Pyr Marcondes
3 de fevereiro de 2019 - 11h16
Imperdoável para um jornalista como eu ter assistido apenas semana passada pela primeira vez o filme The Post, sobre os bastidores da revelação dos Pentagon Papers, em 1971, pelo Washington Post, um pouco antes do próprio Post revelar o escândalo de Watergate, que resultou no impeachment de Nixon, em 1974.
O filme é de 2017, dirigido por Steven Spielberg, e tem como protagonista a sempre excepcional Maryl Streep e Tom Hanks. Uma obra sensacional, como você deve concordar se já assistiu (se ainda não assistiu, recomendo muito, é um ato de civilidade com você mesmo) e, nestes tempos de fake news e descrédito de quase tudo que é informação que circula pela internet, traz à tona a questão essencial não destes tempos, mas de todos os tempos: para que serve o jornalismo, afinal?
Não, não estou falando de produzir informação indiscriminadamente, o crowdsource, que é tão bem vindo, quando feito com comprometimento e seriedade. A massa dizendo ao mundo o que é o mundo, fenômeno típico da era digital, tão bem sincretizado no brilhante livro “Here comes Everybody: The Power of Organizing Without Organizations”, do pensador Clay Shirky.
Todo mundo é muito bem vindo na produção de informação. E cada vez mais será.
Mas se você entende a diferença entre uma pelada de futebol entre amigos no clubinho do bairro e um jogo de seleção, então você começa a entender meu ponto aqui.
Produzir e distribuir informações consistentes, checadas, avaliadas, aprofundadas, refletidas, profissionalmente apuradas, não é para amadores. É para pros.
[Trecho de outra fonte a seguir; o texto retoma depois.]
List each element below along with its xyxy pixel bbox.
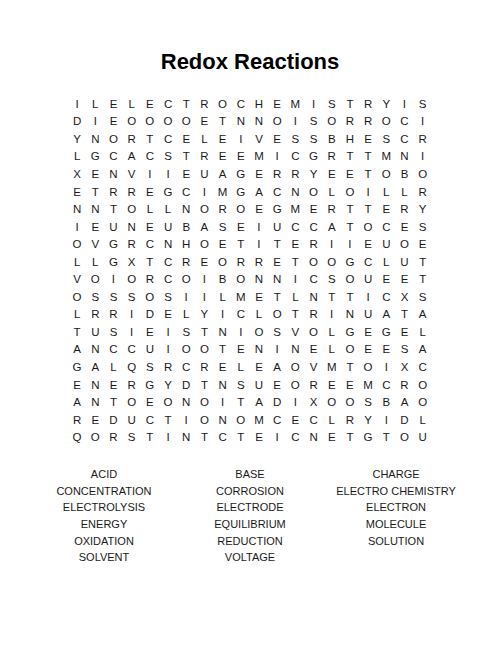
grid-cell-r12c1: O <box>68 288 86 306</box>
grid-cell-r1c15: S <box>323 95 341 113</box>
grid-cell-r11c19: E <box>395 270 413 288</box>
grid-cell-r13c2: R <box>86 306 104 324</box>
grid-cell-r8c19: E <box>395 218 413 236</box>
grid-cell-r15c12: I <box>268 341 286 359</box>
grid-cell-r2c1: D <box>68 113 86 131</box>
grid-cell-r3c7: E <box>177 130 195 148</box>
grid-cell-r6c14: O <box>304 183 322 201</box>
grid-cell-r1c19: I <box>395 95 413 113</box>
grid-cell-r15c6: I <box>159 341 177 359</box>
word-list-item: OXIDATION <box>31 533 177 550</box>
grid-cell-r5c2: E <box>86 165 104 183</box>
grid-cell-r20c5: T <box>141 428 159 446</box>
grid-cell-r12c8: I <box>195 288 213 306</box>
grid-cell-r17c12: E <box>268 376 286 394</box>
grid-cell-r14c11: O <box>250 323 268 341</box>
grid-cell-r8c15: A <box>323 218 341 236</box>
grid-cell-r19c12: C <box>268 411 286 429</box>
grid-cell-r16c13: O <box>286 358 304 376</box>
grid-cell-r2c19: C <box>395 113 413 131</box>
grid-cell-r12c15: T <box>323 288 341 306</box>
grid-cell-r2c7: O <box>177 113 195 131</box>
grid-cell-r18c10: T <box>232 393 250 411</box>
grid-cell-r14c5: E <box>141 323 159 341</box>
grid-cell-r9c18: U <box>377 235 395 253</box>
word-list-column-2: BASECORROSIONELECTRODEEQUILIBRIUMREDUCTI… <box>177 466 323 566</box>
grid-cell-r14c19: E <box>395 323 413 341</box>
word-list-item: ELECTRON <box>323 499 469 516</box>
grid-cell-r16c14: V <box>304 358 322 376</box>
grid-cell-r11c17: U <box>359 270 377 288</box>
grid-cell-r7c10: O <box>232 200 250 218</box>
grid-cell-r4c4: A <box>123 148 141 166</box>
grid-cell-r14c10: I <box>232 323 250 341</box>
grid-cell-r15c8: O <box>195 341 213 359</box>
grid-cell-r18c5: E <box>141 393 159 411</box>
grid-cell-r3c11: V <box>250 130 268 148</box>
grid-cell-r18c8: O <box>195 393 213 411</box>
grid-cell-r19c19: D <box>395 411 413 429</box>
grid-cell-r14c3: S <box>104 323 122 341</box>
grid-cell-r5c13: R <box>286 165 304 183</box>
grid-cell-r8c2: E <box>86 218 104 236</box>
grid-cell-r13c3: R <box>104 306 122 324</box>
grid-cell-r7c9: R <box>214 200 232 218</box>
grid-cell-r6c9: M <box>214 183 232 201</box>
grid-cell-r17c13: O <box>286 376 304 394</box>
grid-cell-r7c1: N <box>68 200 86 218</box>
word-list-item: BASE <box>177 466 323 483</box>
grid-cell-r18c4: O <box>123 393 141 411</box>
grid-cell-r6c7: C <box>177 183 195 201</box>
grid-cell-r15c2: N <box>86 341 104 359</box>
grid-cell-r2c5: O <box>141 113 159 131</box>
grid-cell-r13c7: L <box>177 306 195 324</box>
grid-cell-r6c15: L <box>323 183 341 201</box>
grid-cell-r1c6: C <box>159 95 177 113</box>
grid-cell-r11c14: C <box>304 270 322 288</box>
grid-cell-r3c14: S <box>304 130 322 148</box>
grid-cell-r12c6: S <box>159 288 177 306</box>
grid-cell-r17c9: N <box>214 376 232 394</box>
word-list-item: ACID <box>31 466 177 483</box>
grid-cell-r10c5: T <box>141 253 159 271</box>
grid-cell-r18c11: A <box>250 393 268 411</box>
grid-cell-r20c1: Q <box>68 428 86 446</box>
grid-cell-r14c4: I <box>123 323 141 341</box>
grid-cell-r1c20: S <box>414 95 432 113</box>
grid-cell-r12c7: I <box>177 288 195 306</box>
word-list-item: ELECTRODE <box>177 499 323 516</box>
grid-cell-r17c2: N <box>86 376 104 394</box>
grid-cell-r15c3: C <box>104 341 122 359</box>
grid-cell-r15c13: N <box>286 341 304 359</box>
grid-cell-r1c16: T <box>341 95 359 113</box>
grid-cell-r20c9: C <box>214 428 232 446</box>
grid-cell-r5c12: R <box>268 165 286 183</box>
grid-cell-r5c11: E <box>250 165 268 183</box>
grid-cell-r3c18: S <box>377 130 395 148</box>
grid-cell-r5c7: E <box>177 165 195 183</box>
grid-cell-r19c7: I <box>177 411 195 429</box>
grid-cell-r15c14: E <box>304 341 322 359</box>
grid-cell-r19c11: M <box>250 411 268 429</box>
grid-cell-r15c4: C <box>123 341 141 359</box>
grid-cell-r10c8: E <box>195 253 213 271</box>
grid-cell-r1c1: I <box>68 95 86 113</box>
grid-cell-r13c13: T <box>286 306 304 324</box>
grid-cell-r6c13: N <box>286 183 304 201</box>
grid-cell-r16c4: Q <box>123 358 141 376</box>
word-list-item: ELECTROLYSIS <box>31 499 177 516</box>
grid-cell-r18c17: S <box>359 393 377 411</box>
grid-cell-r10c13: T <box>286 253 304 271</box>
grid-cell-r13c11: L <box>250 306 268 324</box>
grid-cell-r6c11: A <box>250 183 268 201</box>
grid-cell-r13c1: L <box>68 306 86 324</box>
grid-cell-r10c9: O <box>214 253 232 271</box>
grid-cell-r3c1: Y <box>68 130 86 148</box>
grid-cell-r1c2: L <box>86 95 104 113</box>
grid-cell-r7c2: N <box>86 200 104 218</box>
grid-cell-r18c19: A <box>395 393 413 411</box>
grid-cell-r16c8: R <box>195 358 213 376</box>
grid-cell-r1c9: O <box>214 95 232 113</box>
grid-cell-r19c3: D <box>104 411 122 429</box>
grid-cell-r14c20: L <box>414 323 432 341</box>
grid-cell-r13c16: N <box>341 306 359 324</box>
grid-cell-r20c19: O <box>395 428 413 446</box>
grid-cell-r2c12: O <box>268 113 286 131</box>
grid-cell-r3c17: E <box>359 130 377 148</box>
grid-cell-r5c20: O <box>414 165 432 183</box>
grid-cell-r12c19: X <box>395 288 413 306</box>
grid-cell-r8c5: E <box>141 218 159 236</box>
grid-cell-r10c1: L <box>68 253 86 271</box>
grid-cell-r11c5: R <box>141 270 159 288</box>
grid-cell-r1c5: E <box>141 95 159 113</box>
grid-cell-r4c7: T <box>177 148 195 166</box>
grid-cell-r17c15: E <box>323 376 341 394</box>
grid-cell-r3c3: O <box>104 130 122 148</box>
grid-cell-r5c1: X <box>68 165 86 183</box>
grid-cell-r14c18: G <box>377 323 395 341</box>
grid-cell-r9c7: H <box>177 235 195 253</box>
grid-cell-r15c15: L <box>323 341 341 359</box>
grid-cell-r17c5: G <box>141 376 159 394</box>
grid-cell-r10c17: C <box>359 253 377 271</box>
grid-cell-r19c18: I <box>377 411 395 429</box>
grid-cell-r14c8: T <box>195 323 213 341</box>
grid-cell-r5c16: E <box>341 165 359 183</box>
grid-cell-r6c19: L <box>395 183 413 201</box>
word-list-item: VOLTAGE <box>177 549 323 566</box>
grid-cell-r5c10: G <box>232 165 250 183</box>
grid-cell-r15c16: O <box>341 341 359 359</box>
grid-cell-r9c19: O <box>395 235 413 253</box>
grid-cell-r16c16: T <box>341 358 359 376</box>
grid-cell-r5c18: O <box>377 165 395 183</box>
grid-cell-r9c8: O <box>195 235 213 253</box>
word-list-item: ELECTRO CHEMISTRY <box>323 483 469 500</box>
grid-cell-r20c7: N <box>177 428 195 446</box>
grid-cell-r19c4: U <box>123 411 141 429</box>
grid-cell-r20c14: N <box>304 428 322 446</box>
grid-cell-r8c4: N <box>123 218 141 236</box>
grid-cell-r12c13: L <box>286 288 304 306</box>
grid-cell-r1c11: H <box>250 95 268 113</box>
grid-cell-r12c17: I <box>359 288 377 306</box>
grid-cell-r11c9: B <box>214 270 232 288</box>
grid-cell-r18c12: D <box>268 393 286 411</box>
grid-cell-r16c12: A <box>268 358 286 376</box>
grid-cell-r15c9: T <box>214 341 232 359</box>
grid-cell-r17c10: S <box>232 376 250 394</box>
grid-cell-r6c18: L <box>377 183 395 201</box>
grid-cell-r13c6: E <box>159 306 177 324</box>
grid-cell-r7c7: N <box>177 200 195 218</box>
grid-cell-r8c6: U <box>159 218 177 236</box>
grid-cell-r9c1: O <box>68 235 86 253</box>
grid-cell-r18c6: O <box>159 393 177 411</box>
grid-cell-r7c17: T <box>359 200 377 218</box>
page-title: Redox Reactions <box>0 0 500 75</box>
grid-cell-r2c9: T <box>214 113 232 131</box>
grid-cell-r10c6: C <box>159 253 177 271</box>
grid-cell-r13c12: O <box>268 306 286 324</box>
grid-cell-r7c20: Y <box>414 200 432 218</box>
grid-cell-r16c9: E <box>214 358 232 376</box>
grid-cell-r4c10: E <box>232 148 250 166</box>
grid-cell-r11c11: N <box>250 270 268 288</box>
grid-cell-r16c6: R <box>159 358 177 376</box>
grid-cell-r20c17: G <box>359 428 377 446</box>
grid-cell-r19c10: O <box>232 411 250 429</box>
grid-cell-r18c2: N <box>86 393 104 411</box>
grid-cell-r3c8: L <box>195 130 213 148</box>
grid-cell-r3c9: E <box>214 130 232 148</box>
grid-cell-r5c4: V <box>123 165 141 183</box>
grid-cell-r8c1: I <box>68 218 86 236</box>
grid-cell-r17c14: R <box>304 376 322 394</box>
grid-cell-r8c9: S <box>214 218 232 236</box>
grid-cell-r11c13: I <box>286 270 304 288</box>
grid-cell-r7c8: O <box>195 200 213 218</box>
grid-cell-r11c20: T <box>414 270 432 288</box>
grid-cell-r8c14: C <box>304 218 322 236</box>
grid-cell-r11c6: C <box>159 270 177 288</box>
grid-cell-r6c10: G <box>232 183 250 201</box>
grid-cell-r9c10: T <box>232 235 250 253</box>
grid-cell-r12c9: L <box>214 288 232 306</box>
grid-cell-r10c2: L <box>86 253 104 271</box>
grid-cell-r3c15: B <box>323 130 341 148</box>
grid-cell-r1c12: E <box>268 95 286 113</box>
grid-cell-r4c2: G <box>86 148 104 166</box>
grid-cell-r19c16: R <box>341 411 359 429</box>
grid-cell-r14c1: T <box>68 323 86 341</box>
grid-cell-r8c18: C <box>377 218 395 236</box>
grid-cell-r1c7: T <box>177 95 195 113</box>
grid-cell-r16c19: X <box>395 358 413 376</box>
grid-cell-r2c3: E <box>104 113 122 131</box>
grid-cell-r17c20: O <box>414 376 432 394</box>
grid-cell-r8c17: O <box>359 218 377 236</box>
grid-cell-r7c15: R <box>323 200 341 218</box>
grid-cell-r8c20: S <box>414 218 432 236</box>
grid-cell-r2c6: O <box>159 113 177 131</box>
grid-cell-r14c13: V <box>286 323 304 341</box>
grid-cell-r7c14: E <box>304 200 322 218</box>
grid-cell-r10c14: O <box>304 253 322 271</box>
grid-cell-r2c16: R <box>341 113 359 131</box>
grid-cell-r17c18: C <box>377 376 395 394</box>
word-list-item: EQUILIBRIUM <box>177 516 323 533</box>
grid-cell-r20c16: T <box>341 428 359 446</box>
grid-cell-r11c8: I <box>195 270 213 288</box>
grid-cell-r8c7: B <box>177 218 195 236</box>
grid-cell-r18c18: B <box>377 393 395 411</box>
grid-cell-r20c2: O <box>86 428 104 446</box>
grid-cell-r18c1: A <box>68 393 86 411</box>
grid-cell-r17c3: E <box>104 376 122 394</box>
grid-cell-r19c15: L <box>323 411 341 429</box>
grid-cell-r6c3: R <box>104 183 122 201</box>
grid-cell-r13c20: A <box>414 306 432 324</box>
grid-cell-r20c18: T <box>377 428 395 446</box>
grid-cell-r20c15: E <box>323 428 341 446</box>
grid-cell-r16c2: A <box>86 358 104 376</box>
worksheet-page: Redox Reactions ILELECTROCHEMISTRYISDIEO… <box>0 0 500 647</box>
grid-cell-r20c11: E <box>250 428 268 446</box>
grid-cell-r16c7: C <box>177 358 195 376</box>
grid-cell-r6c20: R <box>414 183 432 201</box>
grid-cell-r14c15: L <box>323 323 341 341</box>
grid-cell-r4c6: S <box>159 148 177 166</box>
grid-cell-r4c20: I <box>414 148 432 166</box>
grid-cell-r20c4: S <box>123 428 141 446</box>
grid-cell-r11c16: O <box>341 270 359 288</box>
grid-cell-r4c1: L <box>68 148 86 166</box>
grid-cell-r13c17: U <box>359 306 377 324</box>
grid-cell-r20c20: U <box>414 428 432 446</box>
grid-cell-r3c13: S <box>286 130 304 148</box>
grid-cell-r18c15: O <box>323 393 341 411</box>
grid-cell-r16c5: S <box>141 358 159 376</box>
grid-cell-r6c16: O <box>341 183 359 201</box>
grid-cell-r13c15: I <box>323 306 341 324</box>
grid-cell-r20c8: T <box>195 428 213 446</box>
grid-cell-r10c12: E <box>268 253 286 271</box>
grid-cell-r3c10: I <box>232 130 250 148</box>
grid-cell-r17c16: E <box>341 376 359 394</box>
grid-cell-r16c3: L <box>104 358 122 376</box>
grid-cell-r9c11: I <box>250 235 268 253</box>
grid-cell-r13c8: Y <box>195 306 213 324</box>
grid-cell-r7c4: O <box>123 200 141 218</box>
word-list-item: MOLECULE <box>323 516 469 533</box>
grid-cell-r9c5: C <box>141 235 159 253</box>
grid-cell-r4c19: N <box>395 148 413 166</box>
grid-cell-r5c8: U <box>195 165 213 183</box>
grid-cell-r13c19: T <box>395 306 413 324</box>
grid-cell-r11c12: N <box>268 270 286 288</box>
grid-cell-r18c7: N <box>177 393 195 411</box>
grid-cell-r9c9: E <box>214 235 232 253</box>
grid-cell-r12c12: T <box>268 288 286 306</box>
grid-cell-r12c4: S <box>123 288 141 306</box>
grid-cell-r6c4: R <box>123 183 141 201</box>
grid-cell-r8c16: T <box>341 218 359 236</box>
grid-cell-r13c9: I <box>214 306 232 324</box>
grid-cell-r13c18: A <box>377 306 395 324</box>
grid-cell-r3c20: R <box>414 130 432 148</box>
grid-cell-r9c20: E <box>414 235 432 253</box>
grid-cell-r9c2: V <box>86 235 104 253</box>
grid-cell-r7c12: G <box>268 200 286 218</box>
grid-cell-r14c14: O <box>304 323 322 341</box>
grid-cell-r4c9: E <box>214 148 232 166</box>
grid-cell-r20c3: R <box>104 428 122 446</box>
grid-cell-r4c3: C <box>104 148 122 166</box>
grid-cell-r17c17: M <box>359 376 377 394</box>
grid-cell-r17c19: R <box>395 376 413 394</box>
grid-cell-r13c4: I <box>123 306 141 324</box>
grid-cell-r8c10: E <box>232 218 250 236</box>
grid-cell-r17c4: R <box>123 376 141 394</box>
grid-cell-r6c8: I <box>195 183 213 201</box>
grid-cell-r19c17: Y <box>359 411 377 429</box>
grid-cell-r16c18: I <box>377 358 395 376</box>
grid-cell-r15c11: N <box>250 341 268 359</box>
grid-cell-r7c5: L <box>141 200 159 218</box>
grid-cell-r3c6: C <box>159 130 177 148</box>
grid-cell-r1c4: L <box>123 95 141 113</box>
grid-cell-r11c3: I <box>104 270 122 288</box>
grid-cell-r6c5: E <box>141 183 159 201</box>
grid-cell-r3c12: E <box>268 130 286 148</box>
grid-cell-r2c14: S <box>304 113 322 131</box>
grid-cell-r19c14: C <box>304 411 322 429</box>
grid-cell-r15c19: S <box>395 341 413 359</box>
grid-cell-r19c5: C <box>141 411 159 429</box>
grid-cell-r4c11: M <box>250 148 268 166</box>
grid-cell-r16c15: M <box>323 358 341 376</box>
grid-cell-r16c20: C <box>414 358 432 376</box>
grid-cell-r2c11: N <box>250 113 268 131</box>
grid-cell-r7c13: M <box>286 200 304 218</box>
grid-cell-r8c3: U <box>104 218 122 236</box>
grid-cell-r19c20: L <box>414 411 432 429</box>
grid-cell-r18c13: I <box>286 393 304 411</box>
grid-cell-r7c6: L <box>159 200 177 218</box>
grid-cell-r12c5: O <box>141 288 159 306</box>
grid-cell-r12c16: T <box>341 288 359 306</box>
grid-cell-r12c10: M <box>232 288 250 306</box>
grid-cell-r5c3: N <box>104 165 122 183</box>
grid-cell-r19c9: N <box>214 411 232 429</box>
word-list-item: ENERGY <box>31 516 177 533</box>
grid-cell-r9c12: T <box>268 235 286 253</box>
grid-cell-r15c5: U <box>141 341 159 359</box>
grid-cell-r1c10: C <box>232 95 250 113</box>
grid-cell-r9c13: E <box>286 235 304 253</box>
grid-cell-r6c2: T <box>86 183 104 201</box>
grid-cell-r10c20: T <box>414 253 432 271</box>
grid-cell-r5c17: T <box>359 165 377 183</box>
word-list-column-1: ACIDCONCENTRATIONELECTROLYSISENERGYOXIDA… <box>31 466 177 566</box>
grid-cell-r4c12: I <box>268 148 286 166</box>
Não sou corporativista, tipo, jornalista de carteirinha que defende a catigoria só porque ela é a catigoria. Tem muito jornalista bunda no mundo. Como tem profissionais bunda em todas as profissões. Além disso, exatamente porque têm em mãos um poder diferenciado sobre a difusão da informação, muitos coleguinhas se acham. Mais do que a ética recomenda. Serão sempre maus profissionais.
Só que não tem jeito: quanto mais o mundo digital da pós-verdade (anti-verdade, prefiro dizer) se espraia e contamina a sociedade com seu vírus da intolerância e da mentira, mais o jornalismo sério e profissional vai ganhar relevância. É diretamente proporcional.
Neste Domingo, hoje, quando publico este post, o Post vai veicular o primeiro comercial no Super Bowl de toda a sua história. Falando exatamente isso tudo que acabo de dizer aí acima.
A locução off fica por conta exatamente de Tom Hanks, que no filme The Post interpreta o editor executivo Ben Bradlee. Nada mais apropriado. Ótimo resgate. (Atualizei segunda cedo e aqui está o comercial.)
Jornalismo é para mostrar a sociedade os fatos que ela mesma produz, mas que não teria como saber que produz, se não houvesse jornalistas profissionais treinados para prescrutá-los e contá-los (jornalistas vão onde a multidão não consegue ir). Jornalismo existe para contrapor versões e deixar o público concluir suas próprias verdades. Existe para refletir sobre os fatos e analisá-los com a profundidade que no botequim não rola. Jornalismo existe para revelar mentiras escondidas e espalhar verdades obstruídas de serem públicas.
Jornalismo é a única vacina social global contra o vírus da anti-verdade.
Parabéns ao Washington Post por, corajosa e oportunamente, nos lembrar de tudo isso na maior audiência global da TV.